Yeah. The patch also had a known_one and known_all_ones for
those two (fairly) common cases. For other values the patches
just add "U" where necessary.
If you think it would be better to use U consistently and not
have the helpers, then I'm happy to do that instead.
> So why does
>
> int f (unsigned int x)
> {
> return x != 0;
> }
>
> not warn? Probably because of promotion of the arg.
[Jakub's already answered this part.]
> Shouldn't we then simply never have a may/must_*_p (T1, T2)
> with T1 and T2 being not compatible? That is, force promotion
> rules on them with template magic?
This was what I meant by:
Or we could suppress warnings by forcibly converting the input.
Sometimes the warnings are useful though.
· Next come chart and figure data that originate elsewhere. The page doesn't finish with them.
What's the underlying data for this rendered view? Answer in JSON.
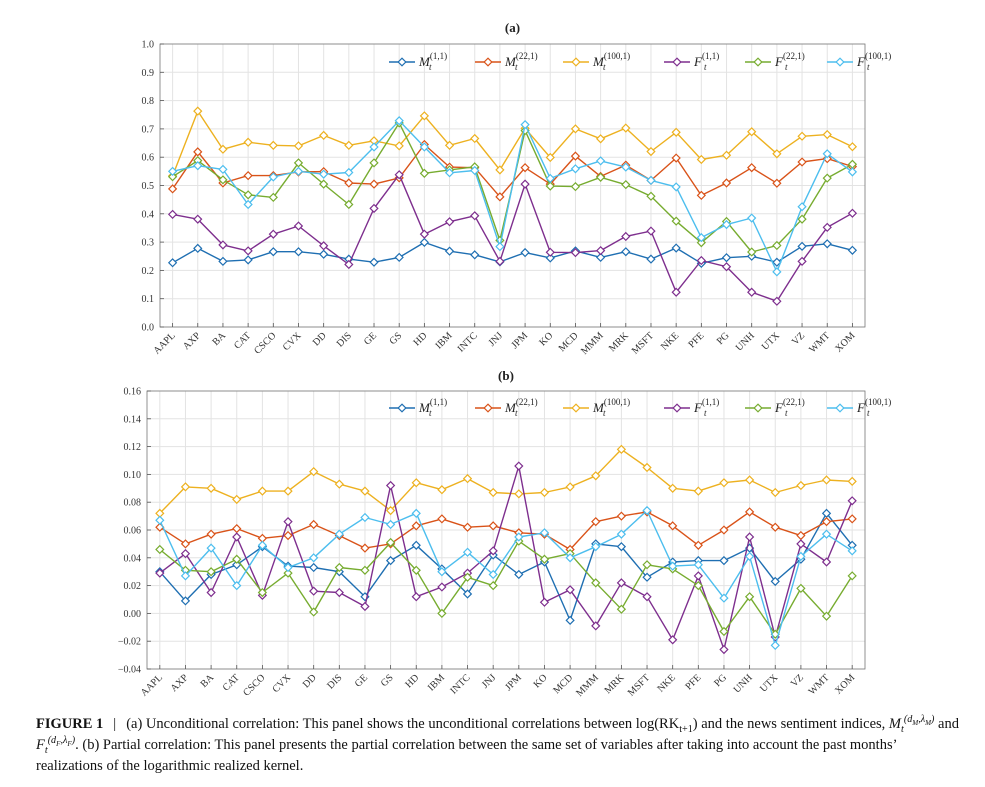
{
  "chart_data": [
    {
      "type": "line",
      "title": "(a)",
      "ylim": [
        0,
        1.0
      ],
      "yticks": [
        0.0,
        0.1,
        0.2,
        0.3,
        0.4,
        0.5,
        0.6,
        0.7,
        0.8,
        0.9,
        1.0
      ],
      "ytick_labels": [
        "0.0",
        "0.1",
        "0.2",
        "0.3",
        "0.4",
        "0.5",
        "0.6",
        "0.7",
        "0.8",
        "0.9",
        "1.0"
      ],
      "grid": true,
      "legend": "top-right",
      "categories": [
        "AAPL",
        "AXP",
        "BA",
        "CAT",
        "CSCO",
        "CVX",
        "DD",
        "DIS",
        "GE",
        "GS",
        "HD",
        "IBM",
        "INTC",
        "JNJ",
        "JPM",
        "KO",
        "MCD",
        "MMM",
        "MRK",
        "MSFT",
        "NKE",
        "PFE",
        "PG",
        "UNH",
        "UTX",
        "VZ",
        "WMT",
        "XOM"
      ],
      "series": [
        {
          "name": "M_t^(1,1)",
          "color": "#1f6fb2",
          "values": [
            0.227,
            0.278,
            0.232,
            0.237,
            0.266,
            0.266,
            0.257,
            0.24,
            0.229,
            0.246,
            0.299,
            0.268,
            0.255,
            0.23,
            0.263,
            0.244,
            0.269,
            0.246,
            0.266,
            0.24,
            0.279,
            0.225,
            0.245,
            0.25,
            0.229,
            0.285,
            0.294,
            0.271
          ]
        },
        {
          "name": "M_t^(22,1)",
          "color": "#d95319",
          "values": [
            0.488,
            0.619,
            0.509,
            0.535,
            0.535,
            0.548,
            0.549,
            0.509,
            0.505,
            0.527,
            0.645,
            0.565,
            0.563,
            0.46,
            0.563,
            0.505,
            0.604,
            0.532,
            0.572,
            0.518,
            0.597,
            0.465,
            0.509,
            0.563,
            0.508,
            0.583,
            0.595,
            0.567
          ]
        },
        {
          "name": "M_t^(100,1)",
          "color": "#edb120",
          "values": [
            0.534,
            0.763,
            0.628,
            0.653,
            0.642,
            0.64,
            0.677,
            0.642,
            0.658,
            0.64,
            0.746,
            0.642,
            0.666,
            0.555,
            0.702,
            0.599,
            0.7,
            0.665,
            0.703,
            0.62,
            0.688,
            0.592,
            0.607,
            0.69,
            0.612,
            0.674,
            0.68,
            0.637
          ]
        },
        {
          "name": "F_t^(1,1)",
          "color": "#7e2f8e",
          "values": [
            0.398,
            0.381,
            0.29,
            0.269,
            0.328,
            0.357,
            0.287,
            0.221,
            0.419,
            0.538,
            0.328,
            0.372,
            0.393,
            0.232,
            0.505,
            0.264,
            0.263,
            0.27,
            0.32,
            0.339,
            0.123,
            0.235,
            0.213,
            0.123,
            0.091,
            0.232,
            0.352,
            0.402
          ]
        },
        {
          "name": "F_t^(22,1)",
          "color": "#77ac30",
          "values": [
            0.531,
            0.588,
            0.52,
            0.467,
            0.458,
            0.58,
            0.505,
            0.433,
            0.58,
            0.721,
            0.543,
            0.555,
            0.566,
            0.306,
            0.694,
            0.498,
            0.496,
            0.529,
            0.503,
            0.462,
            0.374,
            0.298,
            0.373,
            0.265,
            0.288,
            0.381,
            0.526,
            0.575
          ]
        },
        {
          "name": "F_t^(100,1)",
          "color": "#4dbeee",
          "values": [
            0.55,
            0.57,
            0.557,
            0.433,
            0.53,
            0.55,
            0.54,
            0.546,
            0.636,
            0.729,
            0.636,
            0.545,
            0.553,
            0.284,
            0.715,
            0.525,
            0.559,
            0.587,
            0.565,
            0.518,
            0.495,
            0.316,
            0.362,
            0.385,
            0.195,
            0.425,
            0.612,
            0.548
          ]
        }
      ]
    },
    {
      "type": "line",
      "title": "(b)",
      "ylim": [
        -0.04,
        0.16
      ],
      "yticks": [
        -0.04,
        -0.02,
        0.0,
        0.02,
        0.04,
        0.06,
        0.08,
        0.1,
        0.12,
        0.14,
        0.16
      ],
      "ytick_labels": [
        "−0.04",
        "−0.02",
        "0.00",
        "0.02",
        "0.04",
        "0.06",
        "0.08",
        "0.10",
        "0.12",
        "0.14",
        "0.16"
      ],
      "grid": true,
      "legend": "top-right",
      "categories": [
        "AAPL",
        "AXP",
        "BA",
        "CAT",
        "CSCO",
        "CVX",
        "DD",
        "DIS",
        "GE",
        "GS",
        "HD",
        "IBM",
        "INTC",
        "JNJ",
        "JPM",
        "KO",
        "MCD",
        "MMM",
        "MRK",
        "MSFT",
        "NKE",
        "PFE",
        "PG",
        "UNH",
        "UTX",
        "VZ",
        "WMT",
        "XOM"
      ],
      "series": [
        {
          "name": "M_t^(1,1)",
          "color": "#1f6fb2",
          "values": [
            0.03,
            0.009,
            0.028,
            0.035,
            0.048,
            0.034,
            0.033,
            0.03,
            0.012,
            0.038,
            0.049,
            0.032,
            0.014,
            0.042,
            0.028,
            0.037,
            -0.005,
            0.05,
            0.048,
            0.026,
            0.037,
            0.038,
            0.038,
            0.047,
            0.023,
            0.039,
            0.072,
            0.049
          ]
        },
        {
          "name": "M_t^(22,1)",
          "color": "#d95319",
          "values": [
            0.062,
            0.05,
            0.057,
            0.061,
            0.054,
            0.056,
            0.064,
            0.056,
            0.047,
            0.05,
            0.063,
            0.068,
            0.062,
            0.063,
            0.058,
            0.057,
            0.046,
            0.066,
            0.07,
            0.073,
            0.063,
            0.049,
            0.06,
            0.073,
            0.062,
            0.056,
            0.066,
            0.068
          ]
        },
        {
          "name": "M_t^(100,1)",
          "color": "#edb120",
          "values": [
            0.072,
            0.091,
            0.09,
            0.082,
            0.088,
            0.088,
            0.102,
            0.093,
            0.088,
            0.074,
            0.094,
            0.089,
            0.097,
            0.087,
            0.086,
            0.087,
            0.091,
            0.099,
            0.118,
            0.105,
            0.09,
            0.088,
            0.094,
            0.096,
            0.087,
            0.092,
            0.096,
            0.095
          ]
        },
        {
          "name": "F_t^(1,1)",
          "color": "#7e2f8e",
          "values": [
            0.029,
            0.043,
            0.015,
            0.055,
            0.013,
            0.066,
            0.016,
            0.015,
            0.005,
            0.092,
            0.012,
            0.019,
            0.029,
            0.045,
            0.106,
            0.008,
            0.017,
            -0.009,
            0.022,
            0.012,
            -0.019,
            0.027,
            -0.026,
            0.055,
            -0.017,
            0.05,
            0.037,
            0.081
          ]
        },
        {
          "name": "F_t^(22,1)",
          "color": "#77ac30",
          "values": [
            0.046,
            0.031,
            0.03,
            0.039,
            0.015,
            0.029,
            0.001,
            0.033,
            0.031,
            0.051,
            0.031,
            0.0,
            0.026,
            0.02,
            0.052,
            0.039,
            0.043,
            0.022,
            0.003,
            0.035,
            0.032,
            0.02,
            -0.013,
            0.012,
            -0.015,
            0.018,
            -0.002,
            0.027
          ]
        },
        {
          "name": "F_t^(100,1)",
          "color": "#4dbeee",
          "values": [
            0.067,
            0.027,
            0.047,
            0.02,
            0.049,
            0.033,
            0.04,
            0.057,
            0.069,
            0.064,
            0.072,
            0.03,
            0.044,
            0.028,
            0.055,
            0.058,
            0.04,
            0.048,
            0.057,
            0.074,
            0.034,
            0.035,
            0.011,
            0.041,
            -0.023,
            0.041,
            0.057,
            0.045
          ]
        }
      ]
    }
  ],
  "legend": {
    "s0": {
      "base": "M",
      "sub": "t",
      "sup": "(1,1)"
    },
    "s1": {
      "base": "M",
      "sub": "t",
      "sup": "(22,1)"
    },
    "s2": {
      "base": "M",
      "sub": "t",
      "sup": "(100,1)"
    },
    "s3": {
      "base": "F",
      "sub": "t",
      "sup": "(1,1)"
    },
    "s4": {
      "base": "F",
      "sub": "t",
      "sup": "(22,1)"
    },
    "s5": {
      "base": "F",
      "sub": "t",
      "sup": "(100,1)"
    }
  },
  "caption": {
    "label": "FIGURE 1",
    "separator": "|",
    "part_a": "(a) Unconditional correlation: This panel shows the unconditional correlations between log(RK",
    "rk_sub": "t+1",
    "part_a2": ") and the news sentiment indices,",
    "m_base": "M",
    "m_sub": "t",
    "m_sup": "(d",
    "m_sup_sub": "M",
    "m_sup_tail": ",λ",
    "m_sup_sub2": "M",
    "m_sup_end": ")",
    "and_word": " and ",
    "f_base": "F",
    "f_sub": "t",
    "f_sup": "(d",
    "f_sup_sub": "F",
    "f_sup_tail": ",λ",
    "f_sup_sub2": "F",
    "f_sup_end": ")",
    "part_b": ". (b) Partial correlation: This panel presents the partial correlation between the same set of variables after taking into account the past months’ realizations of the logarithmic realized kernel."
  }
}
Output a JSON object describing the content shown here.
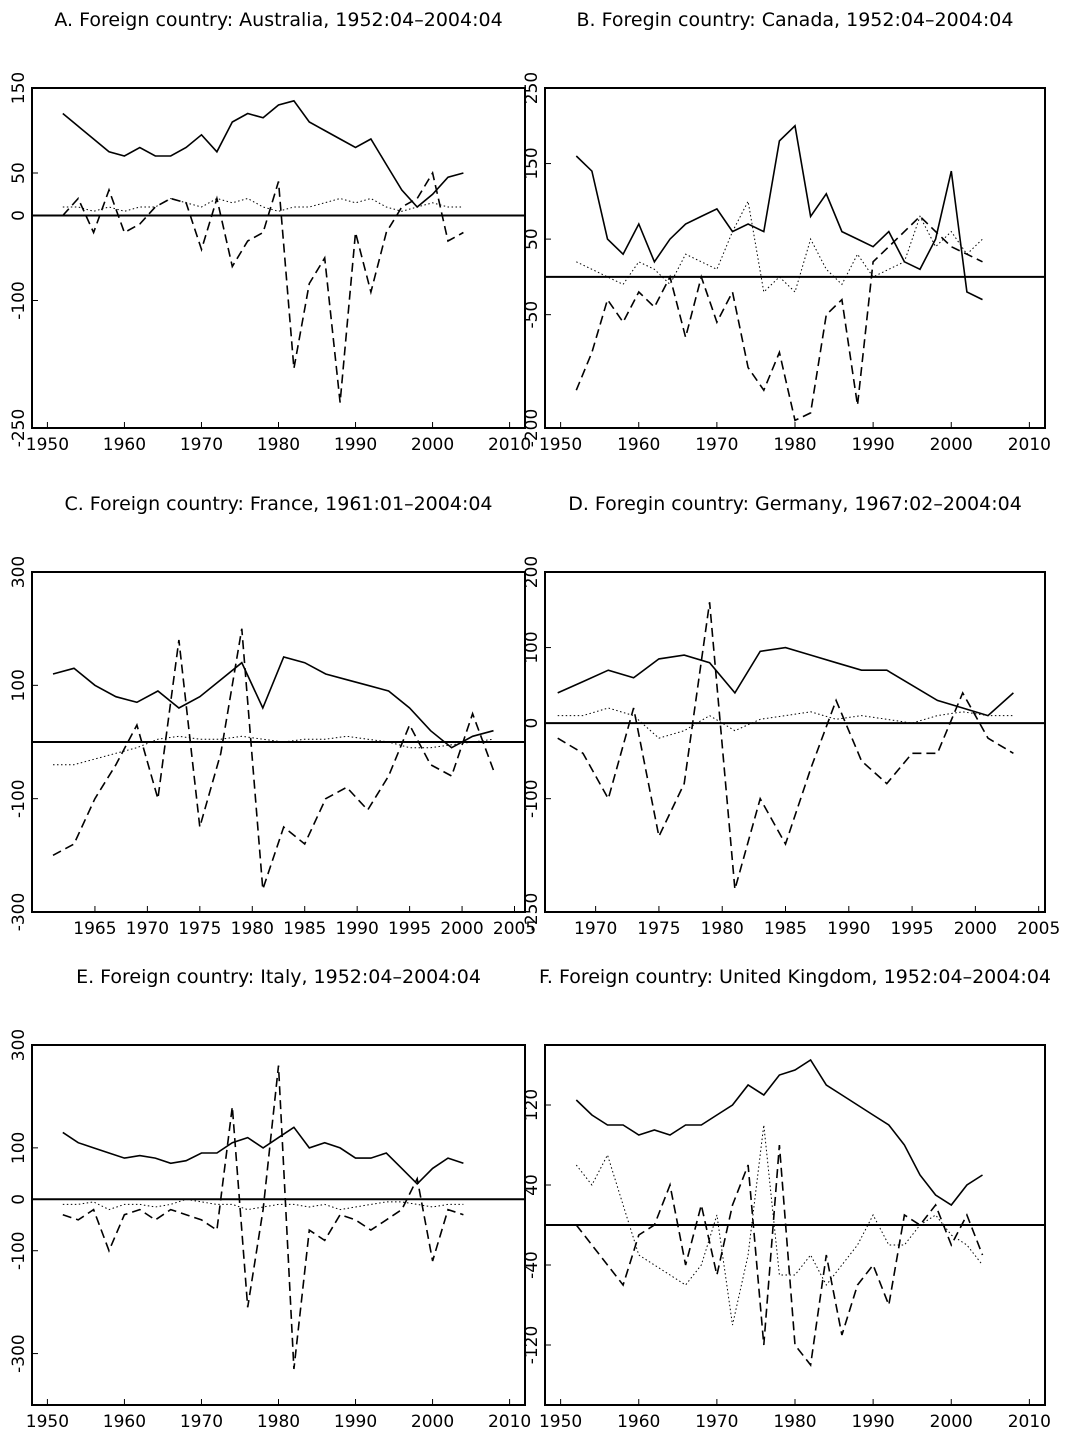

We already do this kind of conversion for arithmetic, to ensure
that poly_uint16 + poly_uint16 -> poly_int64 promotes before the
addition rather than after it. But it defeats the point of the
comparison warning, which is that you're potentially redefining
the sign bit.
I think the warning's just as valuable for may/must comparison of
non-literals as it is for normal comparison operators. It's just
unfortunate that we no longer get the special handling of literals.